Results were compared with the research which was done by Wu et. al. [27]. Their goal was automatic cutting tool wear type determination (adhesive wear, tool breakage, rake face wear, and flank wear), but they did not determine the adequacy of the worn tool for the machining. They used a classical camera and the CNN for image analysis. The achieved accuracy was 96.20%. The tool classification according to it’s suitability for further machining has already been done by Garcia-Ordas et.al. [28] and achieved accuracy of 90.26% Our system with an IR camera, which was proposed in this article, turned out to be more effective (better accuracy). Its additional benefit is the monitoring of a tool during machining.

The research objective was to develop a model, that makes decisions in place of the human. We were successful in that. With more than 99% model accuracy we affirmed the capability of decision-making about the cutting tool condition, using the IR camera and Artificial Intelligence.

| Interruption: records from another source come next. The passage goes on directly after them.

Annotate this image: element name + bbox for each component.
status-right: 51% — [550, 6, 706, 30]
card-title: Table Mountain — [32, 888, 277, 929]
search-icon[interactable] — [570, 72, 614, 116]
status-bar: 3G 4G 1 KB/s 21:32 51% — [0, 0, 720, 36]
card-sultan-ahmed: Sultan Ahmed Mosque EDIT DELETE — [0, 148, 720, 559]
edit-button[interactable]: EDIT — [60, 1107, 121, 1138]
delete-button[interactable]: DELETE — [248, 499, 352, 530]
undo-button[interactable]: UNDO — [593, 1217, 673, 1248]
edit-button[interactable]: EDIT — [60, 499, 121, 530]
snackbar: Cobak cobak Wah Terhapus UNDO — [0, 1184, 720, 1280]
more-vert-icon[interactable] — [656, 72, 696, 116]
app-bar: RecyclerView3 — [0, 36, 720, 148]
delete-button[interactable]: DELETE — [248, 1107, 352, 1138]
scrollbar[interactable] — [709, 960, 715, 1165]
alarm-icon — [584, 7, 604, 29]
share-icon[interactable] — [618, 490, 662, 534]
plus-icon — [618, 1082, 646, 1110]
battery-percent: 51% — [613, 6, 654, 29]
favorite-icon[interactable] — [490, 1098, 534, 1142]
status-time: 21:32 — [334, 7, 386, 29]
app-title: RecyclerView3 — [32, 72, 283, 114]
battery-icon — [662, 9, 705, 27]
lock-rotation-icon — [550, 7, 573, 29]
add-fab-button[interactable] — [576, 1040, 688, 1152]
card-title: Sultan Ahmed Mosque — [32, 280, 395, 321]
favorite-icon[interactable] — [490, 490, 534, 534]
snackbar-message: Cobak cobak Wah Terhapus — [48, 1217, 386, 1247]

Other smart systems often theoretically determine the type and the size of a tool wear. The presented model makes decisions from a practical point of view-is this tool still suitable for further machining? Practical significance of the research is reliable and fast detection of the tool wear, which ensures savings and an increase of machined surface quality in the industry. The advantage is also a relatively low investment cost, which is estimated at 2500 EUR for all needed equipment.

It was confirmed that the method is suitable for determining the cutting tool condition in a real industrial environment, and that it enables the determination of the tool condition at the first cut.

5. Future Work

For industrial use, we propose an additional algorithm, which analyses three subsequent image classifications and determines wear only if all three images belong to the same class. This mitigates the error of random incorrect classifications.

Future work will include an efficiency analysis of the proposed system after the cut (similar to Wu et. al. [27]) and finding the optimal tool condition check time (right after cutting, a few seconds after cutting, etc.).

The experiment was performed under constant cutting conditions. Future work anticipates changing parameters (one by one) and observing which cutting conditions can be changed, no to affect the accuracy of the proposed model. For major changes in cutting conditions (cutting tool, material, etc.) a new learning base should probably be done.